Shell Shock!
- Designers: Joseph Reiser
- Illustrators: Kathleen Kiefer; Ted Koller;
- Publishers: Victory Games Inc.
- Publication: 1990; 35 years ago
- Genres: Strategy game
- Languages: English;
- Players: 2
- Playing time: 240 minutes
- Age range: 12+

= Shell Shock! =

Wargame Adaptation

Shell Shock! is a man-to-man wargame published in 1990 by Avalon Hill under their label Victory Games. It is an adaptation of the popular Ambush! solitaire game that can be played by two people.

== Gameplay ==
Shell Shock! is set in Europe during World War II and players play as commanders of either Axis (German) or Allied troops (either American, British, or Soviet).
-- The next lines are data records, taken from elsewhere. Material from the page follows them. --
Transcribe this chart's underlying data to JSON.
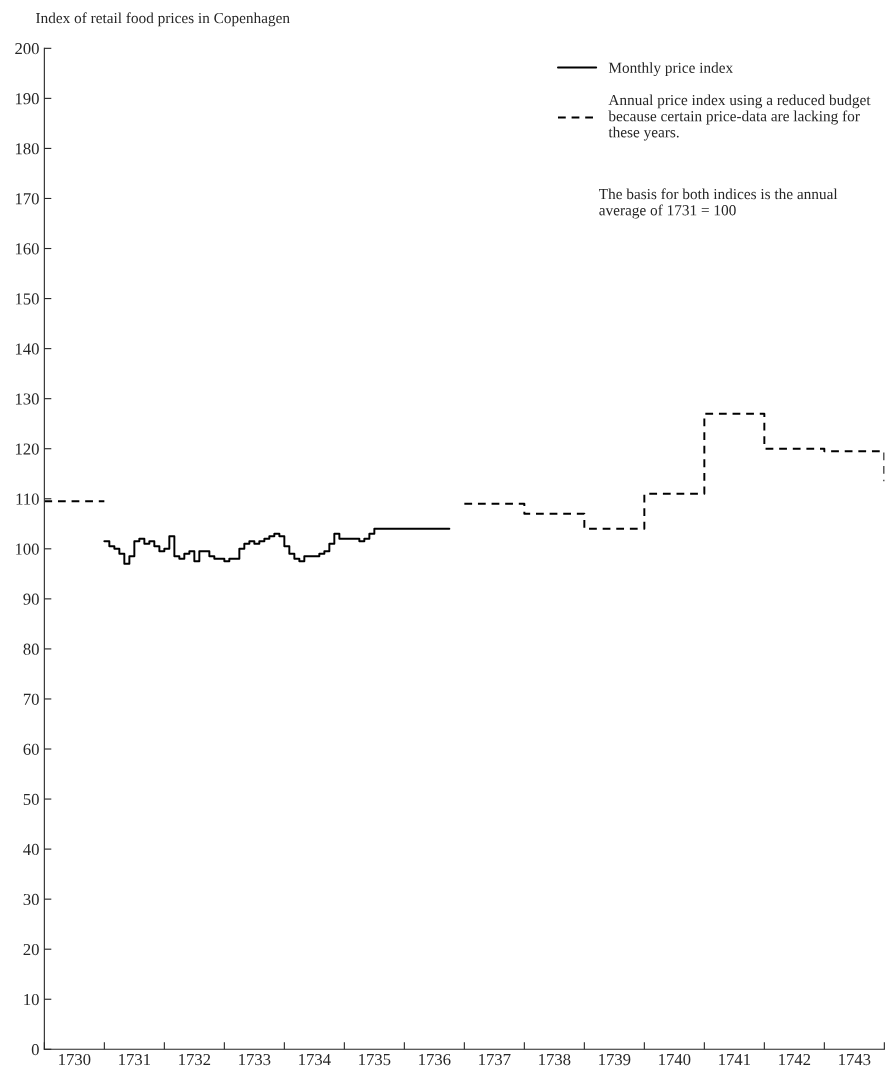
{
  "chart_data": {
    "type": "step",
    "title": "Index of retail food prices in Copenhagen",
    "series": [
      {
        "name": "Monthly price index",
        "color": "#000000",
        "line_style": "solid",
        "x": [
          1731.0,
          1731.083,
          1731.167,
          1731.25,
          1731.333,
          1731.417,
          1731.5,
          1731.583,
          1731.667,
          1731.75,
          1731.833,
          1731.917,
          1732.0,
          1732.083,
          1732.167,
          1732.25,
          1732.333,
          1732.417,
          1732.5,
          1732.583,
          1732.667,
          1732.75,
          1732.833,
          1732.917,
          1733.0,
          1733.083,
          1733.167,
          1733.25,
          1733.333,
          1733.417,
          1733.5,
          1733.583,
          1733.667,
          1733.75,
          1733.833,
          1733.917,
          1734.0,
          1734.083,
          1734.167,
          1734.25,
          1734.333,
          1734.417,
          1734.5,
          1734.583,
          1734.667,
          1734.75,
          1734.833,
          1734.917,
          1735.0,
          1735.083,
          1735.167,
          1735.25,
          1735.333,
          1735.417,
          1735.5,
          1735.583,
          1736.75
        ],
        "values": [
          101.5,
          100.5,
          100,
          99,
          97,
          98.5,
          101.5,
          102,
          101,
          101.5,
          100.5,
          99.5,
          100,
          102.5,
          98.5,
          98,
          99,
          99.5,
          97.5,
          99.5,
          99.5,
          98.5,
          98,
          98,
          97.5,
          98,
          98,
          100,
          101,
          101.5,
          101,
          101.5,
          102,
          102.5,
          103,
          102.5,
          100.5,
          99,
          98,
          97.5,
          98.5,
          98.5,
          98.5,
          99,
          99.5,
          101,
          103,
          102,
          102,
          102,
          102,
          101.5,
          102,
          103,
          104,
          104,
          104
        ]
      },
      {
        "name": "Annual price index using a reduced budget\nbecause certain price-data are lacking for\nthese years.",
        "color": "#000000",
        "line_style": "dashed",
        "x": [
          1730,
          1731,
          1737,
          1738,
          1739,
          1740,
          1741,
          1742,
          1743,
          1744
        ],
        "values": [
          109.5,
          null,
          109,
          107,
          104,
          111,
          127,
          120,
          119.5,
          113.5
        ]
      }
    ],
    "xlim": [
      1730,
      1744
    ],
    "xticks": [
      {
        "value": 1730,
        "label": null
      },
      {
        "value": 1730.5,
        "label": "1730"
      },
      {
        "value": 1731,
        "label": null
      },
      {
        "value": 1731.5,
        "label": "1731"
      },
      {
        "value": 1732,
        "label": null
      },
      {
        "value": 1732.5,
        "label": "1732"
      },
      {
        "value": 1733,
        "label": null
      },
      {
        "value": 1733.5,
        "label": "1733"
      },
      {
        "value": 1734,
        "label": null
      },
      {
        "value": 1734.5,
        "label": "1734"
      },
      {
        "value": 1735,
        "label": null
      },
      {
        "value": 1735.5,
        "label": "1735"
      },
      {
        "value": 1736,
        "label": null
      },
      {
        "value": 1736.5,
        "label": "1736"
      },
      {
        "value": 1737,
        "label": null
      },
      {
        "value": 1737.5,
        "label": "1737"
      },
      {
        "value": 1738,
        "label": null
      },
      {
        "value": 1738.5,
        "label": "1738"
      },
      {
        "value": 1739,
        "label": null
      },
      {
        "value": 1739.5,
        "label": "1739"
      },
      {
        "value": 1740,
        "label": null
      },
      {
        "value": 1740.5,
        "label": "1740"
      },
      {
        "value": 1741,
        "label": null
      },
      {
        "value": 1741.5,
        "label": "1741"
      },
      {
        "value": 1742,
        "label": null
      },
      {
        "value": 1742.5,
        "label": "1742"
      },
      {
        "value": 1743,
        "label": null
      },
      {
        "value": 1743.5,
        "label": "1743"
      },
      {
        "value": 1744,
        "label": null
      }
    ],
    "ylim": [
      0,
      200
    ],
    "yticks": [
      0,
      10,
      20,
      30,
      40,
      50,
      60,
      70,
      80,
      90,
      100,
      110,
      120,
      130,
      140,
      150,
      160,
      170,
      180,
      190,
      200
    ],
    "grid": false,
    "legend": "top right",
    "annotations": [
      "The basis for both indices is the annual\naverage of 1731 = 100"
    ]
  }
}
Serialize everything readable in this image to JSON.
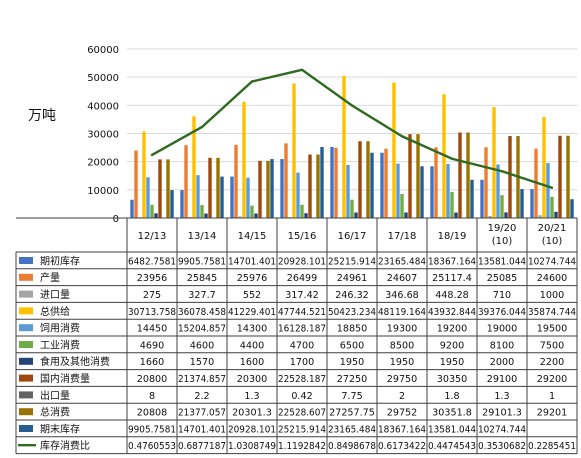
{
  "chart_data": {
    "type": "bar",
    "ylabel": "万吨",
    "ylim": [
      0,
      60000
    ],
    "yticks": [
      0,
      10000,
      20000,
      30000,
      40000,
      50000,
      60000
    ],
    "categories": [
      "12/13",
      "13/14",
      "14/15",
      "15/16",
      "16/17",
      "17/18",
      "18/19",
      "19/20 (10)",
      "20/21 (10)"
    ],
    "category_labels": [
      [
        "12/13"
      ],
      [
        "13/14"
      ],
      [
        "14/15"
      ],
      [
        "15/16"
      ],
      [
        "16/17"
      ],
      [
        "17/18"
      ],
      [
        "18/19"
      ],
      [
        "19/20",
        "(10)"
      ],
      [
        "20/21",
        "(10)"
      ]
    ],
    "grid": true,
    "series": [
      {
        "name": "期初库存",
        "color": "#4472c4",
        "kind": "bar",
        "values": [
          6482.7581,
          9905.7581,
          14701.401,
          20928.101,
          25215.914,
          23165.484,
          18367.164,
          13581.044,
          10274.744
        ],
        "labels": [
          "6482.7581",
          "9905.7581",
          "14701.401",
          "20928.101",
          "25215.914",
          "23165.484",
          "18367.164",
          "13581.044",
          "10274.744"
        ]
      },
      {
        "name": "产量",
        "color": "#ed7d31",
        "kind": "bar",
        "values": [
          23956,
          25845,
          25976,
          26499,
          24961,
          24607,
          25117.4,
          25085,
          24600
        ],
        "labels": [
          "23956",
          "25845",
          "25976",
          "26499",
          "24961",
          "24607",
          "25117.4",
          "25085",
          "24600"
        ]
      },
      {
        "name": "进口量",
        "color": "#a5a5a5",
        "kind": "bar",
        "values": [
          275,
          327.7,
          552,
          317.42,
          246.32,
          346.68,
          448.28,
          710,
          1000
        ],
        "labels": [
          "275",
          "327.7",
          "552",
          "317.42",
          "246.32",
          "346.68",
          "448.28",
          "710",
          "1000"
        ]
      },
      {
        "name": "总供给",
        "color": "#ffc000",
        "kind": "bar",
        "values": [
          30713.758,
          36078.458,
          41229.401,
          47744.521,
          50423.234,
          48119.164,
          43932.844,
          39376.044,
          35874.744
        ],
        "labels": [
          "30713.758",
          "36078.458",
          "41229.401",
          "47744.521",
          "50423.234",
          "48119.164",
          "43932.844",
          "39376.044",
          "35874.744"
        ]
      },
      {
        "name": "饲用消费",
        "color": "#5b9bd5",
        "kind": "bar",
        "values": [
          14450,
          15204.857,
          14300,
          16128.187,
          18850,
          19300,
          19200,
          19000,
          19500
        ],
        "labels": [
          "14450",
          "15204.857",
          "14300",
          "16128.187",
          "18850",
          "19300",
          "19200",
          "19000",
          "19500"
        ]
      },
      {
        "name": "工业消费",
        "color": "#70ad47",
        "kind": "bar",
        "values": [
          4690,
          4600,
          4400,
          4700,
          6500,
          8500,
          9200,
          8100,
          7500
        ],
        "labels": [
          "4690",
          "4600",
          "4400",
          "4700",
          "6500",
          "8500",
          "9200",
          "8100",
          "7500"
        ]
      },
      {
        "name": "食用及其他消费",
        "color": "#264478",
        "kind": "bar",
        "values": [
          1660,
          1570,
          1600,
          1700,
          1950,
          1950,
          1950,
          2000,
          2200
        ],
        "labels": [
          "1660",
          "1570",
          "1600",
          "1700",
          "1950",
          "1950",
          "1950",
          "2000",
          "2200"
        ]
      },
      {
        "name": "国内消费量",
        "color": "#9e480e",
        "kind": "bar",
        "values": [
          20800,
          21374.857,
          20300,
          22528.187,
          27250,
          29750,
          30350,
          29100,
          29200
        ],
        "labels": [
          "20800",
          "21374.857",
          "20300",
          "22528.187",
          "27250",
          "29750",
          "30350",
          "29100",
          "29200"
        ]
      },
      {
        "name": "出口量",
        "color": "#636363",
        "kind": "bar",
        "values": [
          8,
          2.2,
          1.3,
          0.42,
          7.75,
          2,
          1.8,
          1.3,
          1
        ],
        "labels": [
          "8",
          "2.2",
          "1.3",
          "0.42",
          "7.75",
          "2",
          "1.8",
          "1.3",
          "1"
        ]
      },
      {
        "name": "总消费",
        "color": "#997300",
        "kind": "bar",
        "values": [
          20808,
          21377.057,
          20301.3,
          22528.607,
          27257.75,
          29752,
          30351.8,
          29101.3,
          29201
        ],
        "labels": [
          "20808",
          "21377.057",
          "20301.3",
          "22528.607",
          "27257.75",
          "29752",
          "30351.8",
          "29101.3",
          "29201"
        ]
      },
      {
        "name": "期末库存",
        "color": "#255e91",
        "kind": "bar",
        "values": [
          9905.7581,
          14701.401,
          20928.101,
          25215.914,
          23165.484,
          18367.164,
          13581.044,
          10274.744,
          6673.744
        ],
        "labels": [
          "9905.7581",
          "14701.401",
          "20928.101",
          "25215.914",
          "23165.484",
          "18367.164",
          "13581.044",
          "10274.744",
          ""
        ]
      },
      {
        "name": "库存消费比",
        "color": "#2e6b1e",
        "kind": "line",
        "scale": 47000,
        "values": [
          0.4760553,
          0.6877187,
          1.0308749,
          1.1192842,
          0.8498678,
          0.6173422,
          0.4474543,
          0.3530682,
          0.2285451
        ],
        "labels": [
          "0.4760553",
          "0.6877187",
          "1.0308749",
          "1.1192842",
          "0.8498678",
          "0.6173422",
          "0.4474543",
          "0.3530682",
          "0.2285451"
        ]
      }
    ]
  }
}
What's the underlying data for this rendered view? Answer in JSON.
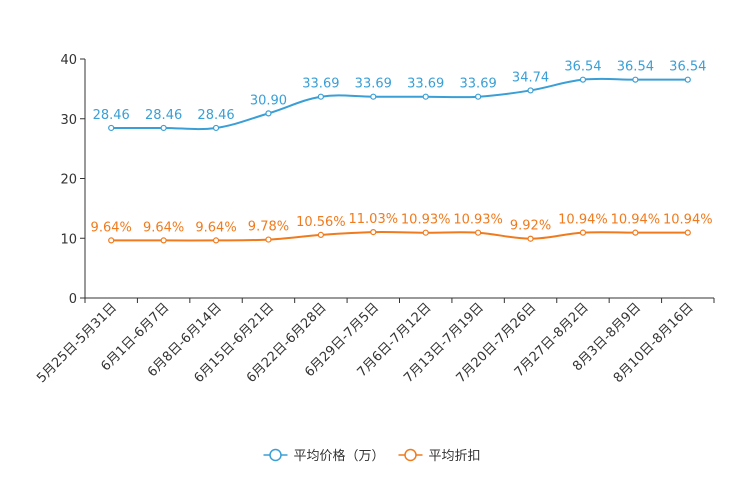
{
  "chart_data": {
    "type": "line",
    "categories": [
      "5月25日-5月31日",
      "6月1日-6月7日",
      "6月8日-6月14日",
      "6月15日-6月21日",
      "6月22日-6月28日",
      "6月29日-7月5日",
      "7月6日-7月12日",
      "7月13日-7月19日",
      "7月20日-7月26日",
      "7月27日-8月2日",
      "8月3日-8月9日",
      "8月10日-8月16日"
    ],
    "ylim": [
      0,
      40
    ],
    "yticks": [
      "0",
      "10",
      "20",
      "30",
      "40"
    ],
    "series": [
      {
        "name": "平均价格（万）",
        "color": "#3a9fd6",
        "values": [
          28.46,
          28.46,
          28.46,
          30.9,
          33.69,
          33.69,
          33.69,
          33.69,
          34.74,
          36.54,
          36.54,
          36.54
        ],
        "labels": [
          "28.46",
          "28.46",
          "28.46",
          "30.90",
          "33.69",
          "33.69",
          "33.69",
          "33.69",
          "34.74",
          "36.54",
          "36.54",
          "36.54"
        ]
      },
      {
        "name": "平均折扣",
        "color": "#f07b1e",
        "values": [
          9.64,
          9.64,
          9.64,
          9.78,
          10.56,
          11.03,
          10.93,
          10.93,
          9.92,
          10.94,
          10.94,
          10.94
        ],
        "labels": [
          "9.64%",
          "9.64%",
          "9.64%",
          "9.78%",
          "10.56%",
          "11.03%",
          "10.93%",
          "10.93%",
          "9.92%",
          "10.94%",
          "10.94%",
          "10.94%"
        ]
      }
    ],
    "legend_position": "bottom-center",
    "grid": false,
    "title": "",
    "xlabel": "",
    "ylabel": ""
  }
}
Players choose the men, weapons, and equipment of their squadrons and purchase "Light" and "Heavy" supports to assist them in each of six missions with different objectives and intensities.

== Reception ==
Jonathan Turner reviewed Shell Shock! for Games International magazine, and gave it a rating of 1 out of 10 (a turkey), and stated that "Shell Shock is unfortunately just another example of a company messing around with a winning formula and ending up with a disappointment. This, coupled with the obviously rushed nature of the game, and its lack of coherent feel makes this a true turkey."